Virginia si è impossessata di me. Ha, di fatto, espropriato me stessa dal possesso del mio corpo che io ho sempre amato, essendo di base un'egocentrica narcisista, della mia capacità relazionale, fattore fondamentale al mio benessere psico fisico, perché con una bambina prima attaccata alle tette a fagocitare le quattro energie ancora rimaste nel tuo organismo e poi, col tempo, quando cresce, una bambina che vuole saltare, ciarlare e avere svelati tutti i perché del mondo, costantemente h 24, non è facile relazionarsi col mondo, spesso, hai solo voglia di un barattolo di nutella: muto e confortevole. Ma soprattutto, il mio amore più grande, la mia ragione di vita bla, bla, bla si è impossessata dei miei silenzi. Ora, chi scrive, ma anche chi legge, lo saprà. I silenzi reggono le nostre esistenze. Sono i pilastri della nostra vita. E' nel silenzio che si creano i romanzi, è nel silenzio che vivo la vita Anna Karenina. Il tutto, condito da un marito e non ho bisogno di altri approfondimenti, credo.

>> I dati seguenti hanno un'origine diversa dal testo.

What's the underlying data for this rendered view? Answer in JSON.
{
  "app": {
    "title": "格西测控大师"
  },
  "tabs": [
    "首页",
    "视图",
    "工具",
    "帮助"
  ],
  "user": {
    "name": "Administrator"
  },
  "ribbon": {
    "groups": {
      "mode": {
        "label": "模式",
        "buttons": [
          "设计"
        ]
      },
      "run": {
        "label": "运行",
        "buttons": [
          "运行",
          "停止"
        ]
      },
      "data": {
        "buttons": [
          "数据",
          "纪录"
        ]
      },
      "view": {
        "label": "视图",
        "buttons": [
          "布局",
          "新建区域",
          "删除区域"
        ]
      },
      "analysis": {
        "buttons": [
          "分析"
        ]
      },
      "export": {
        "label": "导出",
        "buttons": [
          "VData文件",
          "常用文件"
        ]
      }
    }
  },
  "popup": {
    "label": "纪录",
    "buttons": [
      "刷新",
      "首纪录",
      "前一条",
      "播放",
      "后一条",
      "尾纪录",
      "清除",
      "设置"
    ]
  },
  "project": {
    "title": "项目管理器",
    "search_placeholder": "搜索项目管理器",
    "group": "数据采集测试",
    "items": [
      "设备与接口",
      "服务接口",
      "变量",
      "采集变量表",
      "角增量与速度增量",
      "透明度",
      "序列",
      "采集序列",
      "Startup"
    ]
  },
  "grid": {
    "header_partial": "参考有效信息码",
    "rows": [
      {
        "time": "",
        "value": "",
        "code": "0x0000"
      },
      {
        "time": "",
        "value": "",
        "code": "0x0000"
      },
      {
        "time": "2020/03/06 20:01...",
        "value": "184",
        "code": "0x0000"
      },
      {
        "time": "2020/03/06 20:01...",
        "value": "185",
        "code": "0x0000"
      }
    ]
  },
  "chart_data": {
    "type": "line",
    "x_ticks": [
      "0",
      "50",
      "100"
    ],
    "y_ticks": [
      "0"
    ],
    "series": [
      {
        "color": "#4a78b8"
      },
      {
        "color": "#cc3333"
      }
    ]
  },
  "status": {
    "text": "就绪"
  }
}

Insomma, sono passata dalla condizione di figlia, a quella di moglie e madre, in un lasso di tempo, davvero troppo breve. Non sono mai potuta essere donna, punto.
Fin qui, tutto normale. Regolari turbamenti di una donna media di trentatré anni. Giusto?
Senonché, mi si presenta l'occasione di un nuovo lavoro. Chi mi conosce, sa che ho sempre fatto un lavoro che, in generale, non mi piaceva. Questo nuovo lavoro invece... whaoooo, è quello che ho sempre sognato. Ho detto, cavoli mi butto. E in un nano secondo, la mia vita è stata ributtata in una centrifuga. Una centrifuga bellissima però fatta di colori, culture e aromi di diverse culture. E' solo che il mio nuovo lavoro, ha una controindicazione. Ti svuota. Vivi tante storie umane al giorno e alla sera, sei schiacciata dal senso di inadeguatezza e piccineria dell'umanità con l'unico microscopico, eppure, fondamentale risvolto positivo, dell'aver, a tuo modo, contribuito a creare un sorriso su volti che fino a tre mesi fa, rischiavano la morte nel mar Mediterraneo. Questo è un lavoro che da e toglie quasi in egual misura, eppure, non lo cambierei mai. Da qui il cambio di pelle, i turbamenti e l'assenza di scrittura. Sono ancora in fase di rodaggio. Sto ancora cercando di capire come fare, a non portarmi tutti i loro bagagli emotivi sulle spalle.
Ma è un buon momento per la mia anima. Ho ritrovato le scelte di pancia, perché se il cervello avesse contribuito alla scelta, sarei rimasta dov'ero, dove non vedevo, ignoravo e, in sostanza, giravo in tondo.
Ho scoperto che non hai nemmeno bisogno di partire per aver il mal d'Africa.
A volte penso che l'Africa non sia nemmeno un continente, a volte penso che l'Africa sia una condizione d'essere. Africa è amore incondizionato. Africa è dignità. Africa è gli occhi più belli del mondo. Africa è dove si mangia in tre si mangia in dieci. Africa è musica. Africa è risate fragorose. Africa sono tanti suoni familiari e chiassosi. Africa è un tempo dilatato. Africa è dolce indolenza, mista a incomprensibile pigrizia. Africa è it's not my stress. Africa è wifi no buono. Africa è you can't change the future. Africa è It's up to God e tu con i tuoi trentatré anni di retaggi culturali, sei lì che li guardi e li vorresti scrollare dalla loro beata indolenza e urlare vai e prenditi ciò che vuoi perché è così che sei stata educata, eppure, in qualche modo, senti di non doverlo fare, senti di non voler risucchiare anche loro nel nostro meccanismo malato, ma lo saranno e perderanno l'ingenuità e il candore delle loro stupende pelli nere. Allora, tutto ciò che ti resta e sperare che accada il più in la possibile e nel frattempo, semplicemente amarli.